Don’t Panic! June 26 2003

Your war questions answered

What are some conflicts around the world that we should be hearing more about?

Immediately after 9-11, many Americans swore that they’d finally start paying attention to world affairs. Books with titles like Militant Islam: What Happened While You Devoted All Of Your Mental Energy To Clinton’s Penis, O.J., Condit and the Sharks, started selling by the bucket load as we decided that understanding the world was crucial to our national security.

Two years and two wars later though, we’ve pretty much quit our soul searching and have gone right back to navel gazing. For example, how often do you hear about Hamid Karzai in the news compared to how much you hear about Scott Peterson? We’re once again ignoring an international issue that matters to us, in this case the fate of Afghanistan, to obsess over what’s essentially a National Enquirer story. Hello, Sept. 10!

The continent we seem to ignore the most is Africa. Below is a primer on some of Africa’s major crises — all of which we hear too little about, but that we might one day wish we paid more attention to. Sorry Scott, it’s nothing personal.

Our first stop is the West African nation Liberia (so named because it was founded by liberated U.S. slaves in 1821). Many prominent Liberians are begging us to send peacekeepers there to enforce a recently signed ceasefire agreement because it’s already showing signs of not holding. Making matters worse, President Charles “Sneaker” Taylor, who the agreement says must go, doesn’t look like he’s leaving. Taylor, a man who once dismissed critics of his savagery by declaring that “Jesus Christ was accused of being a murderer in his time,” was recently indicted as a war criminal by the U.N.

In East Africa, the U.N. estimates that 12.6 million Ethiopians are at risk of starving to death this summer unless there’s a big increase in international humanitarian aid. International relief workers are already there, but in the “squeaky wheel gets the grease” fight for limited aid resources, Ethiopia hasn’t been able to squeak nearly as loudly as Iraq or Afghanistan. Even if they are squeaking loud, it’s not as though our cameras or microphones are even pointed at them anyway. More money and manpower are needed if Ethiopia is going to avoid a famine that would dwarf the one from the mid-’80s (the one that inspired Band Aid, We Are The World, etc.).

If ever a country needed our attention and intervention (sorry about the rhyme, it was not my intention), it’s Congo. Genocide, tyranny, crushing poverty (despite Congo’s immense mineral wealth) and starvation — they’ve got it all. Frankly, I think we owe it to them to help. If not for the people of Congo (then called Zaire) rooting so hard for Muhammed Ali during his legendary 1974 “Rumble In The Jungle” fight against George Foreman, Ali might not have won. And if Ali didn’t win, we might not have the George Foreman grill. Think about it.

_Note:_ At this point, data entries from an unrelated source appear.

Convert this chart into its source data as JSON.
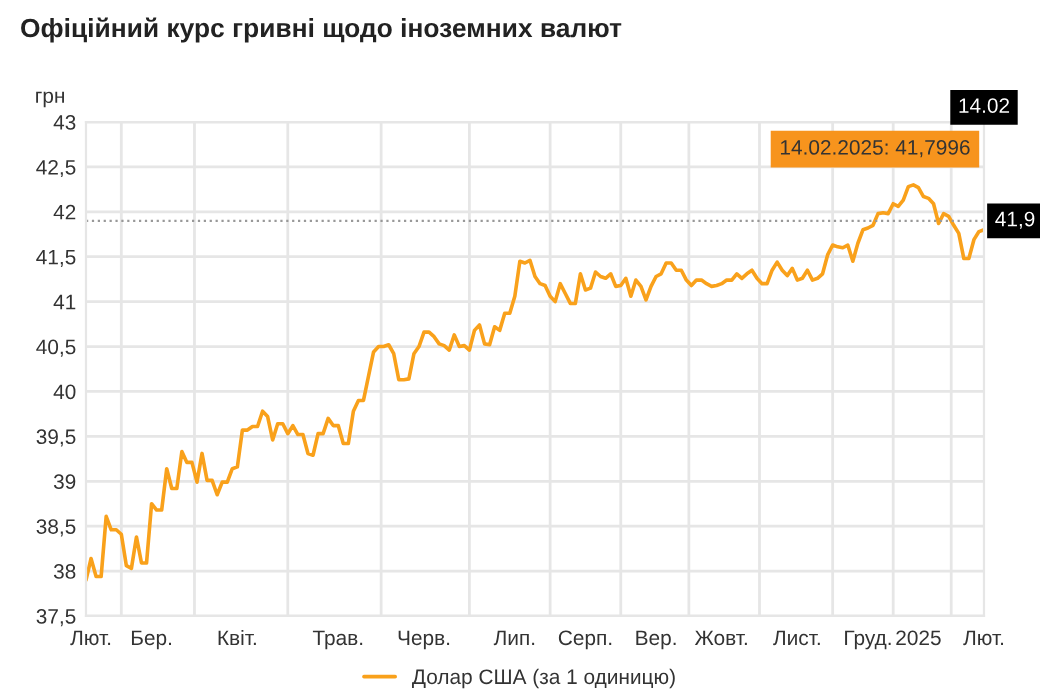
{
  "chart_data": {
    "type": "line",
    "title": "Офіційний курс гривні щодо іноземних валют",
    "ylabel": "грн",
    "categories": [
      null,
      "Лют.",
      null,
      null,
      null,
      null,
      null,
      null,
      null,
      null,
      null,
      null,
      null,
      "Бер.",
      null,
      null,
      null,
      null,
      null,
      null,
      null,
      null,
      null,
      null,
      null,
      null,
      null,
      null,
      null,
      null,
      "Квіт.",
      null,
      null,
      null,
      null,
      null,
      null,
      null,
      null,
      null,
      null,
      null,
      null,
      null,
      null,
      null,
      null,
      null,
      null,
      null,
      "Трав.",
      null,
      null,
      null,
      null,
      null,
      null,
      null,
      null,
      null,
      null,
      null,
      null,
      null,
      null,
      null,
      null,
      "Черв.",
      null,
      null,
      null,
      null,
      null,
      null,
      null,
      null,
      null,
      null,
      null,
      null,
      null,
      null,
      null,
      null,
      null,
      "Лип.",
      null,
      null,
      null,
      null,
      null,
      null,
      null,
      null,
      null,
      null,
      null,
      null,
      null,
      "Серп.",
      null,
      null,
      null,
      null,
      null,
      null,
      null,
      null,
      null,
      null,
      null,
      null,
      null,
      "Вер.",
      null,
      null,
      null,
      null,
      null,
      null,
      null,
      null,
      null,
      null,
      null,
      null,
      "Жовт.",
      null,
      null,
      null,
      null,
      null,
      null,
      null,
      null,
      null,
      null,
      null,
      null,
      null,
      null,
      "Лист.",
      null,
      null,
      null,
      null,
      null,
      null,
      null,
      null,
      null,
      null,
      null,
      null,
      null,
      "Груд.",
      null,
      null,
      null,
      null,
      null,
      null,
      null,
      null,
      null,
      "2025",
      null,
      null,
      null,
      null,
      null,
      null,
      null,
      null,
      null,
      null,
      null,
      null,
      "Лют."
    ],
    "ylim": [
      37.5,
      43
    ],
    "yticks": [
      {
        "value": 37.5,
        "label": "37,5"
      },
      38,
      {
        "value": 38.5,
        "label": "38,5"
      },
      39,
      {
        "value": 39.5,
        "label": "39,5"
      },
      40,
      {
        "value": 40.5,
        "label": "40,5"
      },
      41,
      {
        "value": 41.5,
        "label": "41,5"
      },
      42,
      {
        "value": 42.5,
        "label": "42,5"
      },
      43
    ],
    "grid": true,
    "legend": "bottom",
    "marker": "none",
    "line_style": "solid",
    "ref_lines": [
      {
        "axis": "y",
        "value": 41.9,
        "label": "41,9",
        "color": "#999999",
        "line_style": "dotted"
      }
    ],
    "annotations": [
      "14.02",
      "14.02.2025: 41,7996"
    ],
    "series": [
      {
        "name": "Долар США (за 1 одиницю)",
        "color": "#f9a11b",
        "values": [
          37.9,
          38.14,
          37.94,
          37.94,
          38.61,
          38.46,
          38.46,
          38.41,
          38.06,
          38.03,
          38.38,
          38.09,
          38.09,
          38.75,
          38.68,
          38.68,
          39.14,
          38.92,
          38.92,
          39.33,
          39.21,
          39.21,
          38.99,
          39.31,
          39.01,
          39.01,
          38.85,
          38.99,
          38.99,
          39.14,
          39.16,
          39.57,
          39.57,
          39.61,
          39.61,
          39.78,
          39.72,
          39.46,
          39.64,
          39.64,
          39.53,
          39.62,
          39.52,
          39.52,
          39.31,
          39.29,
          39.53,
          39.53,
          39.7,
          39.62,
          39.62,
          39.42,
          39.42,
          39.78,
          39.9,
          39.9,
          40.17,
          40.44,
          40.5,
          40.5,
          40.52,
          40.42,
          40.13,
          40.13,
          40.14,
          40.42,
          40.5,
          40.66,
          40.66,
          40.61,
          40.53,
          40.51,
          40.46,
          40.63,
          40.5,
          40.51,
          40.46,
          40.68,
          40.74,
          40.53,
          40.52,
          40.72,
          40.68,
          40.87,
          40.87,
          41.06,
          41.45,
          41.43,
          41.46,
          41.28,
          41.2,
          41.18,
          41.06,
          41.0,
          41.2,
          41.09,
          40.98,
          40.98,
          41.31,
          41.13,
          41.15,
          41.33,
          41.28,
          41.26,
          41.31,
          41.17,
          41.18,
          41.26,
          41.06,
          41.24,
          41.17,
          41.02,
          41.17,
          41.28,
          41.31,
          41.43,
          41.43,
          41.35,
          41.35,
          41.24,
          41.18,
          41.24,
          41.24,
          41.2,
          41.17,
          41.18,
          41.2,
          41.24,
          41.24,
          41.31,
          41.26,
          41.31,
          41.35,
          41.26,
          41.2,
          41.2,
          41.35,
          41.44,
          41.35,
          41.29,
          41.37,
          41.24,
          41.26,
          41.35,
          41.24,
          41.26,
          41.31,
          41.52,
          41.63,
          41.61,
          41.6,
          41.63,
          41.45,
          41.65,
          41.8,
          41.82,
          41.85,
          41.98,
          41.99,
          41.98,
          42.09,
          42.06,
          42.13,
          42.28,
          42.3,
          42.27,
          42.17,
          42.15,
          42.09,
          41.87,
          41.98,
          41.95,
          41.85,
          41.76,
          41.48,
          41.48,
          41.69,
          41.78,
          41.8
        ]
      }
    ]
  }
}
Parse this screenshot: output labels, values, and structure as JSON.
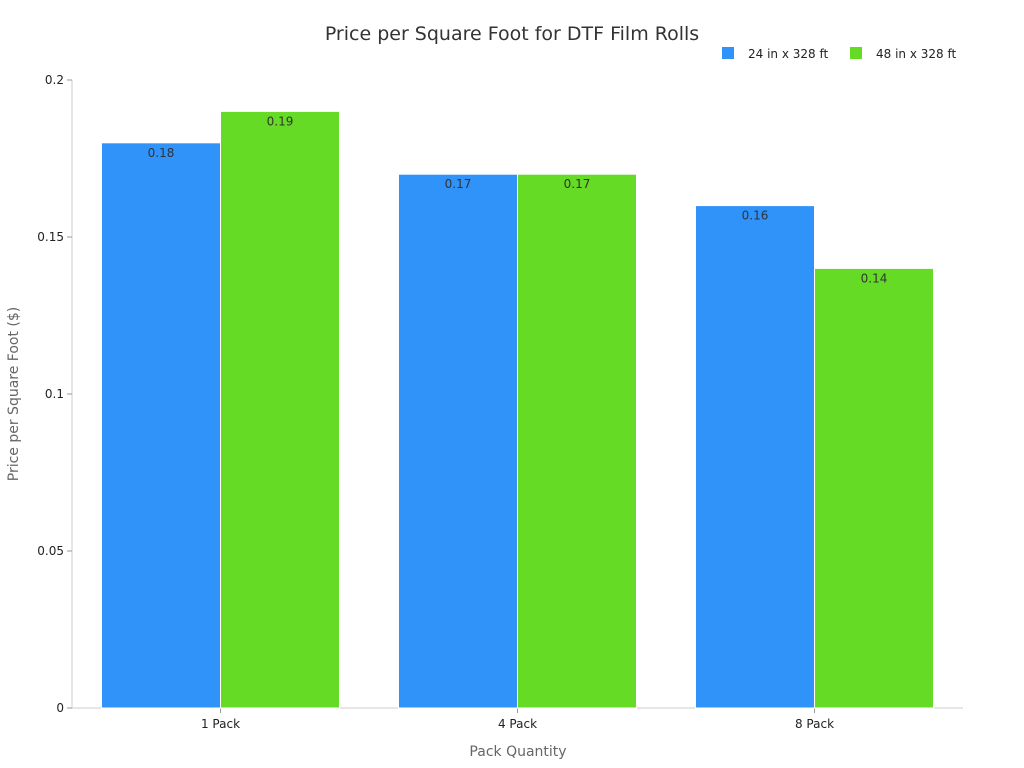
{
  "chart_data": {
    "type": "bar",
    "title": "Price per Square Foot for DTF Film Rolls",
    "xlabel": "Pack Quantity",
    "ylabel": "Price per Square Foot ($)",
    "categories": [
      "1 Pack",
      "4 Pack",
      "8 Pack"
    ],
    "series": [
      {
        "name": "24 in x 328 ft",
        "values": [
          0.18,
          0.17,
          0.16
        ],
        "color": "#2f93f9"
      },
      {
        "name": "48 in x 328 ft",
        "values": [
          0.19,
          0.17,
          0.14
        ],
        "color": "#66db26"
      }
    ],
    "ylim": [
      0,
      0.2
    ],
    "yticks": [
      "0",
      "0.05",
      "0.1",
      "0.15",
      "0.2"
    ],
    "grid": false,
    "legend": "top-right"
  }
}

Perhaps Congo’s most pressing problem at the moment is the interethnic conflict between the Lendus and Hemas of Eastern Congo. Lendus are farmers. Hemas raise livestock. Anyone who has seen Oklahoma! knows that the farmers and the ranchers don’t get along. Without Rodgers and Hammerstein around to help them vent their anger through song, the feud has turned genocidal.

Congo’s government is useless in this, and most other matters. The surrounding countries have mostly just egged on Congo’s ethnic divisions for their own domestic political reasons and to steal Congo’s mineral wealth. Congo is six times the size of California, but there are only about 4,000 U.N. peacekeepers there. Experts fear a Rwanda-style genocide if someone from the outside doesn’t step in to help.